1. ^*Department of Dermatology and Cutaneous Biology, Jefferson Medical College, and The Jefferson Institute of Molecular Medicine, Thomas Jefferson University, Philadelphia, Pennsylvania, U.S.A.
2. ^†Department of Dermatology, Keio University School of Medicine, Tokyo, Japan
3. ^‡Department of Pediatrics, Sano Kose General Hospital, Sano, Japan

Correspondence: Dr Jouni Uitto, Department of Dermatology and Cutaneous Biology, Jefferson Medical College, 233 S. 10th Street, Suite 450 BLSB, Philadelphia, PA 10107

¹Permanent address: Division of Diagnostic Services, Chromosome and DNA Laboratory, Kuopio University Hospital, Kuopio, Finland.
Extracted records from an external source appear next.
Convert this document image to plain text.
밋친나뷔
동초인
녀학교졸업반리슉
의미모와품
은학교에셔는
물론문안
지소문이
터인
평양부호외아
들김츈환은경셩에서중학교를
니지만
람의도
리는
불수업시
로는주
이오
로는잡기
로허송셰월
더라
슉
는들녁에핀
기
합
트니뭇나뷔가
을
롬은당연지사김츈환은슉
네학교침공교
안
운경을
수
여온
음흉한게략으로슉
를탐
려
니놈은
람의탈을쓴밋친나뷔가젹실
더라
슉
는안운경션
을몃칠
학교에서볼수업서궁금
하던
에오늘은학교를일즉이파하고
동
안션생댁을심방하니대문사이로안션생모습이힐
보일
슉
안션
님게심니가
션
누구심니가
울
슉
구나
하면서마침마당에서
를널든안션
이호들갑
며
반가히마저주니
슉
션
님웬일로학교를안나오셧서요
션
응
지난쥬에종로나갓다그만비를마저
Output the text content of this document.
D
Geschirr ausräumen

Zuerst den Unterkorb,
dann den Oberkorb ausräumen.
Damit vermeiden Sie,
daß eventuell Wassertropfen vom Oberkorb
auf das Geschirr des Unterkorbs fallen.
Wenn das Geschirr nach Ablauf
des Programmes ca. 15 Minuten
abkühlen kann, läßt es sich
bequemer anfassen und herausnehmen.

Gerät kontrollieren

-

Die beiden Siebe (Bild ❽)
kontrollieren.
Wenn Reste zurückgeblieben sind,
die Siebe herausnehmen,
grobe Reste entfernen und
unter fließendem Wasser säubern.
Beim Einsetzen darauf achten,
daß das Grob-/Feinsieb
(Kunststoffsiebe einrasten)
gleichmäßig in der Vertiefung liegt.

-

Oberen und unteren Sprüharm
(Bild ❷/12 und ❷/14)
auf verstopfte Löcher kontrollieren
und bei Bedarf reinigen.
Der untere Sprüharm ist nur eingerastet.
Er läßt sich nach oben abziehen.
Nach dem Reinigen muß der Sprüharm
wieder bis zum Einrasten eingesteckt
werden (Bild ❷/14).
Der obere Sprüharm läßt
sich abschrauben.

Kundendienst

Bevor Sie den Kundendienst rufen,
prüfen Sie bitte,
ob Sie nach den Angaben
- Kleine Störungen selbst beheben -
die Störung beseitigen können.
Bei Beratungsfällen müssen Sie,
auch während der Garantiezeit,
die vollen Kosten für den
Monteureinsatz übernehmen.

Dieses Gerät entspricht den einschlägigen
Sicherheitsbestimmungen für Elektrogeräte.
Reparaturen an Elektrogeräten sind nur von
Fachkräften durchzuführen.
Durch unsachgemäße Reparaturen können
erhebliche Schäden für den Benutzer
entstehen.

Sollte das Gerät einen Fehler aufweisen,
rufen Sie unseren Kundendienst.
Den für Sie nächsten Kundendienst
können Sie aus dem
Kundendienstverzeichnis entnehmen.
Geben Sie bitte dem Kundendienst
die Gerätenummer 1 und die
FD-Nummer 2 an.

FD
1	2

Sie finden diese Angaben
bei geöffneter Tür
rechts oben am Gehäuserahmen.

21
Received 8 November 1997; Revised 30 December 1997; Accepted 20 January 1998.

Abstract

Herlitz junctional epidermolysis bullosa (OMIM#226700) is a lethal, autosomal recessive blistering disorder caused by mutations in one of the three genes LAMA3, LAMB3, or LAMC2, encoding the constitutive polypeptide subunits of laminin 5. In this study, we describe a patient homozygous for a novel nonsense mutation Q936X in exon 19 of LAMB3, which has been mapped to chromosome 1q32. The patient was born with extensive blistering and demonstrated negative immunofluorescence staining for laminin 5, and transmission electron microscopy revealed tissue separation within lamina lucida of the dermal–epidermal junction, diagnostic of Herlitz junctional epidermolysis bullosa. The mother of the proband was found to be a heterozygous carrier for this mutation, whereas the father demonstrated the wild-type LAMB3 allele only. Nonpaternity was excluded by 13 microsatellite markers in six different chromosomes. Genotype analysis using 28 microsatellite markers spanning chromosome 1 revealed that the patient had maternal primary heterodisomy, as well as meroisodisomy within two regions of chromosome 1, one on 1p and the other one on 1q, the latter region containing the maternal LAMB3 mutation. These results suggest that Herlitz junctional epidermolysis bullosa in this patient developed as a result of reduction to homozygosity of the maternal LAMB3 mutation on chromosome 1q32.